Его приютили не потому, что он был богат морковкой, а потому, что был
богат добротой.

Так и жили они эту зиму: Прохор, жалкий и голодный, скитался по сугробам, выпрашивая крохи. И лишь иногда Стёпа, улучив момент, выносил ему миску барсучьей похлёбки или тёплый корнеплод.
- На, Прохор. Держи.
- Зачем? - хрипел медведь, глотая слезу унижения вместе с едой. - Я же тебе ничего не дам взамен и никогда не давал.
- Так и не надо, - просто говорил Стёпа. - Мы же соседи.

В ту зиму Прохор сильно похудел, наверное вдвое. И стал он похож более не на статного короля леса, а на тощего странника. Похудела не только его шкура - похудела его гордыня. Он увидел, что настоящее богатство - не то, что лежит в закромах, а то, что живёт в сердцах других. Оно не горит и не промокает. Его можно только заработать добром.

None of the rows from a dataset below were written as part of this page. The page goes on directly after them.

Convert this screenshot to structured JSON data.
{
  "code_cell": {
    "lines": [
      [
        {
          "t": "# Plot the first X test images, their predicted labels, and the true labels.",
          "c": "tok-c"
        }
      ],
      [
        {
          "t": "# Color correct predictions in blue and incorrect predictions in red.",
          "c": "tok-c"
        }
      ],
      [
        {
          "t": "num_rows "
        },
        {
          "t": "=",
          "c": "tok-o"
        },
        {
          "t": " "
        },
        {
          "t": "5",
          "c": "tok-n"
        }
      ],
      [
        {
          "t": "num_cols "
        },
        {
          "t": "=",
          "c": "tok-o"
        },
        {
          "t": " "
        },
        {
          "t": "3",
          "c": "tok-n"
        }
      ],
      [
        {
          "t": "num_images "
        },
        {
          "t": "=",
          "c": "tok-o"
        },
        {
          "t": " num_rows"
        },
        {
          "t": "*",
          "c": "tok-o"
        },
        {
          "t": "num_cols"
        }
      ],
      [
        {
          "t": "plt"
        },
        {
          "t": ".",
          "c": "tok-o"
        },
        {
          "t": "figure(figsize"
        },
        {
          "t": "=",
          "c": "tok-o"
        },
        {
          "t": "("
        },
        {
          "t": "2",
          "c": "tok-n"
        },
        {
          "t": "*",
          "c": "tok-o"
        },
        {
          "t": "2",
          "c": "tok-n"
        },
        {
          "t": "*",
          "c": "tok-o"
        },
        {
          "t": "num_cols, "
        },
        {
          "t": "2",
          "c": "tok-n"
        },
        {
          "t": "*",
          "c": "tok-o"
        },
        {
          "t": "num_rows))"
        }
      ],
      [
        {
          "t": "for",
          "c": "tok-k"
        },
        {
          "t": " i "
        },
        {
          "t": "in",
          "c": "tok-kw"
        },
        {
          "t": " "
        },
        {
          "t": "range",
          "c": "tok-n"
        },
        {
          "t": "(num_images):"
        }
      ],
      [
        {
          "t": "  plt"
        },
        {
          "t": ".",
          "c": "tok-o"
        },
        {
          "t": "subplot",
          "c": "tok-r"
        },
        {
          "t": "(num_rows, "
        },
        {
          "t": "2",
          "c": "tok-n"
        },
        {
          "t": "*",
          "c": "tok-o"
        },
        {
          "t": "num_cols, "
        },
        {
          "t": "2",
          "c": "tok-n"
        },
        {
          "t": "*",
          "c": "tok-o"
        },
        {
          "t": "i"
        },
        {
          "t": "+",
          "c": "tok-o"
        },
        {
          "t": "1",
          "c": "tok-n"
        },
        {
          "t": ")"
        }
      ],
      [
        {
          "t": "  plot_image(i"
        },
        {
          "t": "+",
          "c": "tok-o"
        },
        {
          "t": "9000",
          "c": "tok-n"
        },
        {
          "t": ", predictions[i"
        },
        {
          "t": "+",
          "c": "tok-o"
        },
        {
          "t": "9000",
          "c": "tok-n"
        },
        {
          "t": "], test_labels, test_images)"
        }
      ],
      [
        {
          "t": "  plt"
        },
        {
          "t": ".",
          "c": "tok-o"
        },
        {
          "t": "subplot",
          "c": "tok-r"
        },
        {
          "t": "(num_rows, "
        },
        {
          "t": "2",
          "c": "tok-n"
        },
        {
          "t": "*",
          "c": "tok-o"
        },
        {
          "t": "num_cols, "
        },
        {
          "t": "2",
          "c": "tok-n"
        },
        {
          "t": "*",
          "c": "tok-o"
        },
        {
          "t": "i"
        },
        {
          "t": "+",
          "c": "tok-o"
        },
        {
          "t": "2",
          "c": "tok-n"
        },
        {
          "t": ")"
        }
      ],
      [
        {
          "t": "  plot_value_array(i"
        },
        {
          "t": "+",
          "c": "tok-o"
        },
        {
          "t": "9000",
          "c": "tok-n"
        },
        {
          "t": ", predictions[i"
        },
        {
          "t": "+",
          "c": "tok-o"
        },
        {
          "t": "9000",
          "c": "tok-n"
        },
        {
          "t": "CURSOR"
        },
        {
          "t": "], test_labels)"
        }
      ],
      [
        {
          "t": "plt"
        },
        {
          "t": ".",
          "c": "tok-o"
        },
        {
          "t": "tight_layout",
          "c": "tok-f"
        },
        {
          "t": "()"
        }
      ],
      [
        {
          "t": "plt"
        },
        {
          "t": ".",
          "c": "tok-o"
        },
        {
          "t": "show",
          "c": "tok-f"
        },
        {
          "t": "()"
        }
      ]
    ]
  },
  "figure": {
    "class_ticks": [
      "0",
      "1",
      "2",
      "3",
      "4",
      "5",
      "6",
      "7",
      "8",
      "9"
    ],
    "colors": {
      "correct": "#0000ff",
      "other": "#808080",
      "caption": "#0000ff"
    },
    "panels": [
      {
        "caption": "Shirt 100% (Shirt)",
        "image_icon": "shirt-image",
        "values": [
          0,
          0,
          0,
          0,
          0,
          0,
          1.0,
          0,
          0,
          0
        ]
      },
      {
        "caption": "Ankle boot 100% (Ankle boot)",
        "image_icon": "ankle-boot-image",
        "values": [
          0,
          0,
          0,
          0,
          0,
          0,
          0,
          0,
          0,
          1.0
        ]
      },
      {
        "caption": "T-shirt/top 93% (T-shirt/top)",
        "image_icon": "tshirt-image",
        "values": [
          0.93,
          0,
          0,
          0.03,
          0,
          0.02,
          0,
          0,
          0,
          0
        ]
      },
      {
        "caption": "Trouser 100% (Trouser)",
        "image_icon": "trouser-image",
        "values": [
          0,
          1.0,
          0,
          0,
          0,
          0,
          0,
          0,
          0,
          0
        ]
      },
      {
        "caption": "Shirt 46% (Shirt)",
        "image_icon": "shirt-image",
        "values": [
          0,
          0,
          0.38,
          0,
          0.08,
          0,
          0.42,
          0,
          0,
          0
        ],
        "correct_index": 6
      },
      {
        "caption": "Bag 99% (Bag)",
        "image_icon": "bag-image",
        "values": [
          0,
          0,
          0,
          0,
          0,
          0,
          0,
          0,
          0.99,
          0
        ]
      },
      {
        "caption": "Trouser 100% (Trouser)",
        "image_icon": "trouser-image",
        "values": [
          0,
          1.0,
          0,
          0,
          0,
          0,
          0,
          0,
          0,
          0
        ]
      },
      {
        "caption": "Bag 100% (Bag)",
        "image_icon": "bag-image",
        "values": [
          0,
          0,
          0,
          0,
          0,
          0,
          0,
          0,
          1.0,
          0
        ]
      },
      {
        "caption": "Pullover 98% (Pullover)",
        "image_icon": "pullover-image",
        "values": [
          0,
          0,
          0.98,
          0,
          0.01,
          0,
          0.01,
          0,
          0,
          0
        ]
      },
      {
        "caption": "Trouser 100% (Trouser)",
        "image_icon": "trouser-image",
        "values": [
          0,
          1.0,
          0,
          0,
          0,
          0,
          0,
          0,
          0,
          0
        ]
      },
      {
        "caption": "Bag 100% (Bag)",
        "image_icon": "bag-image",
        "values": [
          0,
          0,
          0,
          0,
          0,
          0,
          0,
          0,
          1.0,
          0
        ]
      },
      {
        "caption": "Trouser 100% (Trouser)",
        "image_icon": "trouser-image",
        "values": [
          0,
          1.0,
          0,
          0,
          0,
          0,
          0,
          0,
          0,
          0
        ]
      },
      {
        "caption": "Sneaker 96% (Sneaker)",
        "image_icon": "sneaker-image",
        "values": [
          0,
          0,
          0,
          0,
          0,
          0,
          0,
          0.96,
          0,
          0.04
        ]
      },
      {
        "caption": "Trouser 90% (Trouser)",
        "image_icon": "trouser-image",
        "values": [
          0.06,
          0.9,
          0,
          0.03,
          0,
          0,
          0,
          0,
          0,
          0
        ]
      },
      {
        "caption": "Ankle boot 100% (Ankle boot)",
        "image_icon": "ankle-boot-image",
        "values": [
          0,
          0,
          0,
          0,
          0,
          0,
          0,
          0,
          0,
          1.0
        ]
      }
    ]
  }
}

Когда пришла весна и сошёл снег, они отстроили свои жилища заново. Прохор снова стал носить мёд в берлогу. Но теперь, завидев потерявшегося ежа или промокшую сову, он не хмурился, а глухо говорил:
- Заходи. Погрейся. Мёду хочешь?
Он делал это неумело, почти грубо, но - делал. Особенно он рад был помочь зайцам - в память о тех мисках похлёбки, что спасли его от голода.

А Стёпа, глядя на него, тихо улыбался. Он и не знал, что преподал медведю самый важный урок в жизни: щедрость - это не глупость. Это единственный вид сбережений, который гарантированно вернётся к тебе в самую трудную минуту. Ибо богат не тот, у кого полная кладовая, а тот, кому в самую сильную бурю и невзгоду, помогут и отроют дверь.